Soixante-trois malades décédés. C’est le nombre des victimes de la peste enregistré depuis le mois d’août 2015. Sur 174 cas constatés, 63 étaient mortels. Un bilan plus alarmant que ce que nous avions récemment rapporté sur la base des chiffres officiellement communiqués depuis août. Selon le Dr Maherisoa Randriatsito­rahina, directeur de la Direction de la veille et de surveillance épidémiologie (DVSSE), Tsiroanomandidy était le district le plus touché. Amparafaravola et Moramanga ont également payé un lourd tribut avec respectivement douze et huit morts, selon les rapports rendus publics.

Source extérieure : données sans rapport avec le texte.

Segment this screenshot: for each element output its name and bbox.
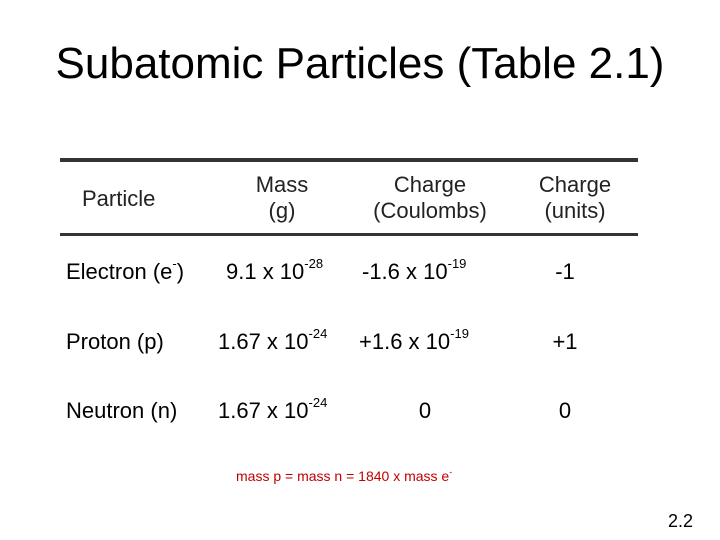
particle-name — [66, 398, 177, 424]
footnote-superscript: - — [449, 467, 453, 477]
particle-name — [66, 329, 164, 355]
header-charge-coulombs-line1: Charge — [393, 172, 467, 197]
header-charge-coulombs-line2: (Coulombs) — [373, 198, 487, 223]
mass-exponent: -24 — [308, 395, 328, 410]
mass-value — [218, 395, 328, 424]
charge-coulombs-base: +1.6 x 10 — [359, 329, 451, 354]
charge-coulombs-value — [390, 398, 460, 424]
slide-title: Subatomic Particles (Table 2.1) — [55, 39, 665, 88]
particle-name-text: Electron (e — [66, 259, 173, 284]
mass-base: 9.1 x 10 — [226, 259, 305, 284]
footnote — [236, 467, 452, 485]
header-mass-line2: (g) — [268, 198, 296, 223]
header-charge-coulombs — [356, 172, 504, 224]
table-header-rule — [60, 233, 638, 236]
charge-coulombs-value — [359, 326, 469, 355]
slide-number: 2.2 — [668, 511, 694, 531]
mass-base: 1.67 x 10 — [218, 329, 309, 354]
charge-coulombs-base: -1.6 x 10 — [362, 259, 448, 284]
footnote-text: mass p = mass n = 1840 x mass e — [236, 468, 450, 484]
mass-exponent: -24 — [308, 326, 328, 341]
charge-coulombs-base: 0 — [418, 398, 432, 423]
charge-coulombs-exponent: -19 — [450, 326, 469, 341]
particle-name-superscript: - — [172, 256, 177, 271]
particle-name-suffix: ) — [176, 259, 185, 284]
header-charge-units — [520, 172, 630, 224]
particle-name-text: Proton (p) — [66, 329, 164, 354]
header-mass — [232, 172, 332, 224]
mass-base: 1.67 x 10 — [218, 398, 309, 423]
header-charge-units-line2: (units) — [544, 198, 606, 223]
charge-units-value: -1 — [555, 259, 575, 284]
charge-coulombs-value — [362, 256, 467, 285]
header-particle: Particle — [82, 186, 156, 211]
particle-name-text: Neutron (n) — [66, 398, 178, 423]
header-charge-units-line1: Charge — [538, 172, 612, 197]
charge-units-value: 0 — [558, 398, 572, 423]
table-top-rule — [60, 158, 638, 162]
mass-value — [218, 326, 328, 355]
header-mass-line1: Mass — [255, 172, 309, 197]
mass-exponent: -28 — [304, 256, 324, 271]
particle-name — [66, 256, 185, 285]
charge-units-value: +1 — [552, 329, 578, 354]
mass-value — [226, 256, 324, 285]
charge-coulombs-exponent: -19 — [447, 256, 467, 271]
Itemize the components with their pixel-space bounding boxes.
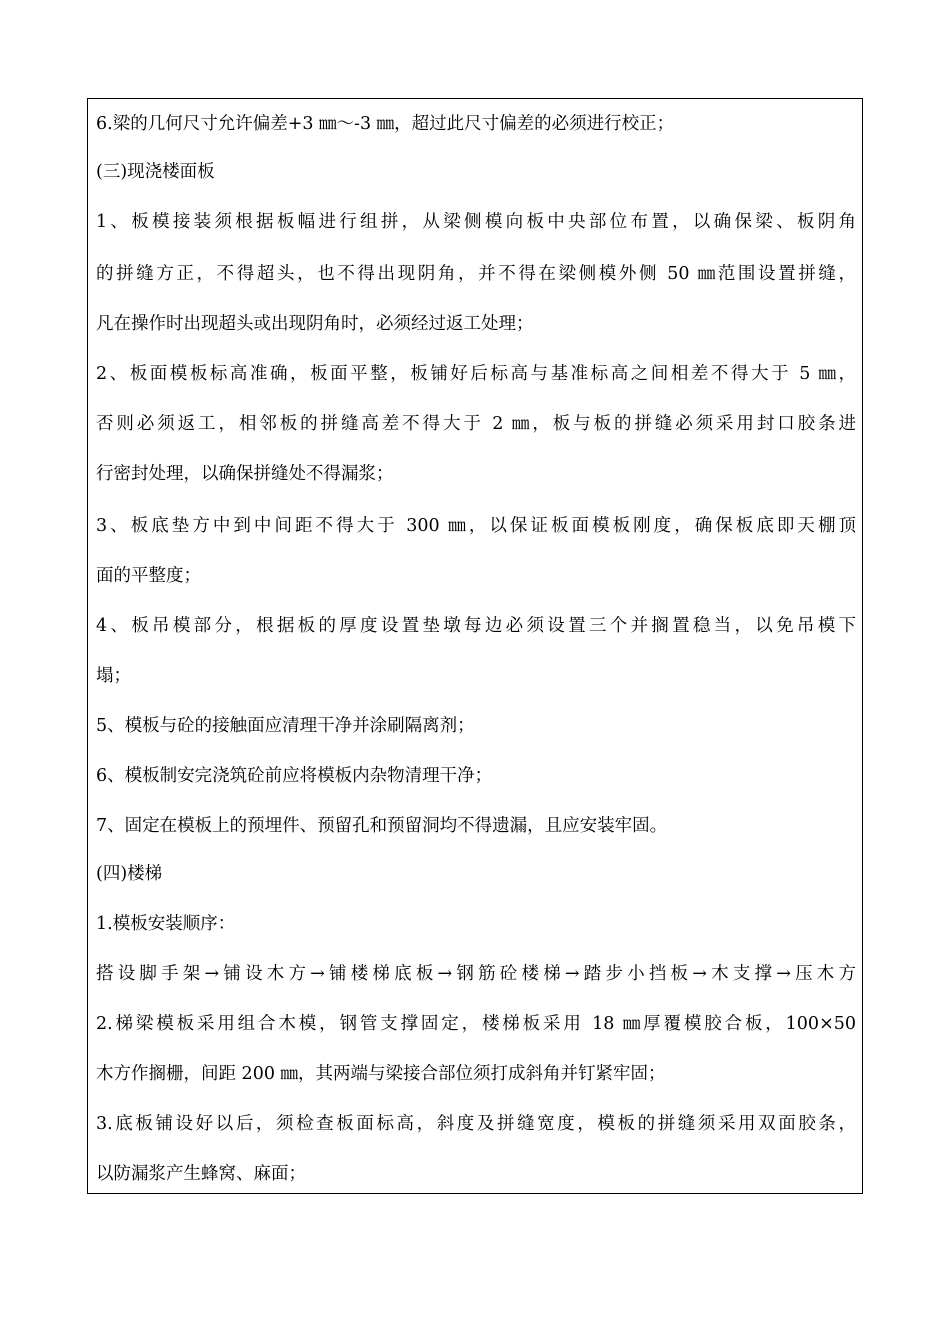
text-line-1: 6.梁的几何尺寸允许偏差+3 ㎜～-3 ㎜，超过此尺寸偏差的必须进行校正； [96,114,675,134]
section-heading-3: (三)现浇楼面板 [96,162,215,182]
text-line-9: 3、板底垫方中到中间距不得大于 300 ㎜，以保证板面模板刚度，确保板底即天棚顶 [96,516,856,536]
text-line-11: 4、板吊模部分，根据板的厚度设置垫墩每边必须设置三个并搁置稳当，以免吊模下 [96,616,856,636]
text-line-22: 以防漏浆产生蜂窝、麻面； [96,1164,306,1184]
text-line-7: 否则必须返工，相邻板的拼缝高差不得大于 2 ㎜，板与板的拼缝必须采用封口胶条进 [96,414,856,434]
text-line-12: 塌； [96,666,131,686]
text-line-14: 6、模板制安完浇筑砼前应将模板内杂物清理干净； [96,766,493,786]
text-line-6: 2、板面模板标高准确，板面平整，板铺好后标高与基准标高之间相差不得大于 5 ㎜， [96,364,856,384]
text-line-18: 搭设脚手架→铺设木方→铺楼梯底板→钢筋砼楼梯→踏步小挡板→木支撑→压木方 [96,964,856,984]
text-line-17: 1.模板安装顺序： [96,914,236,934]
text-line-19: 2.梯梁模板采用组合木模，钢管支撑固定，楼梯板采用 18 ㎜厚覆模胶合板，100×50 [96,1014,856,1034]
section-heading-4: (四)楼梯 [96,864,163,884]
text-line-10: 面的平整度； [96,566,201,586]
text-line-5: 凡在操作时出现超头或出现阴角时，必须经过返工处理； [96,314,534,334]
text-line-15: 7、固定在模板上的预埋件、预留孔和预留洞均不得遗漏，且应安装牢固。 [96,816,668,836]
text-line-4: 的拼缝方正，不得超头，也不得出现阴角，并不得在梁侧模外侧 50 ㎜范围设置拼缝， [96,264,856,284]
text-line-8: 行密封处理，以确保拼缝处不得漏浆； [96,464,394,484]
text-line-3: 1、板模接装须根据板幅进行组拼，从梁侧模向板中央部位布置，以确保梁、板阴角 [96,212,856,232]
text-line-13: 5、模板与砼的接触面应清理干净并涂刷隔离剂； [96,716,475,736]
text-line-21: 3.底板铺设好以后，须检查板面标高，斜度及拼缝宽度，模板的拼缝须采用双面胶条， [96,1114,856,1134]
text-line-20: 木方作搁栅，间距 200 ㎜，其两端与梁接合部位须打成斜角并钉紧牢固； [96,1064,666,1084]
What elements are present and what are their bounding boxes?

Ce même médecin a toutefois confirmé que «par rapport à l’année précédente, le nombre de cas mortels enregistrés a diminué, même si le chiffre reste important». L’année dernière, la peste a tué 79 malades sur 335 enregistrés. Et le danger n’est pas encore écarté. La fin de la saison pesteuse corres­pond à celle de la période
pluvieuse.

«Des mesures ont été prises pour prévenir la propagation de la peste dans toute l’île, mais il y a toujours des risques de résurgence», précise le Dr Bruno Randrema. Vu l’amoncellement d’ordures et la multiplication de rats infectés à travers la ville, cette affirmation est alarmante. Le ministère de la Santé publique appelle la population à redoubler de vigilance surtout pendant cette saison pluvieuse.

La peste est une maladie infectieuse et très dangereuse. «Au moindre symptôme suspect comme la fièvre ou l’apparition de ganglions, il ne faut pas hésiter à consulter un médecin», encourage le Dr Maherisoa Ratsitorahina. «Tous les traitements sont à la charge du ministère de la Santé en partenariat avec des organismes internationaux», poursuit-il.

Assainissement

La dégradation de l’environnement est l’un  des facteurs qui provoquent la propagation de la peste. «Les hommes abattent la forêt, sans parler de la pratique des feux de brousse. Les rats infectés se sentent menacés et se déplacent en ville en peuplant les ordures », confirme le directeur de la DVSSE.

«Il faut renforcer l’assainissement de la ville, c’est l’un des moyens qui garantit le succès de la lutte contre la mala­die», conclut Bruno Marcellin Randrema, responsable de la communication au sein du ministère de la Santé.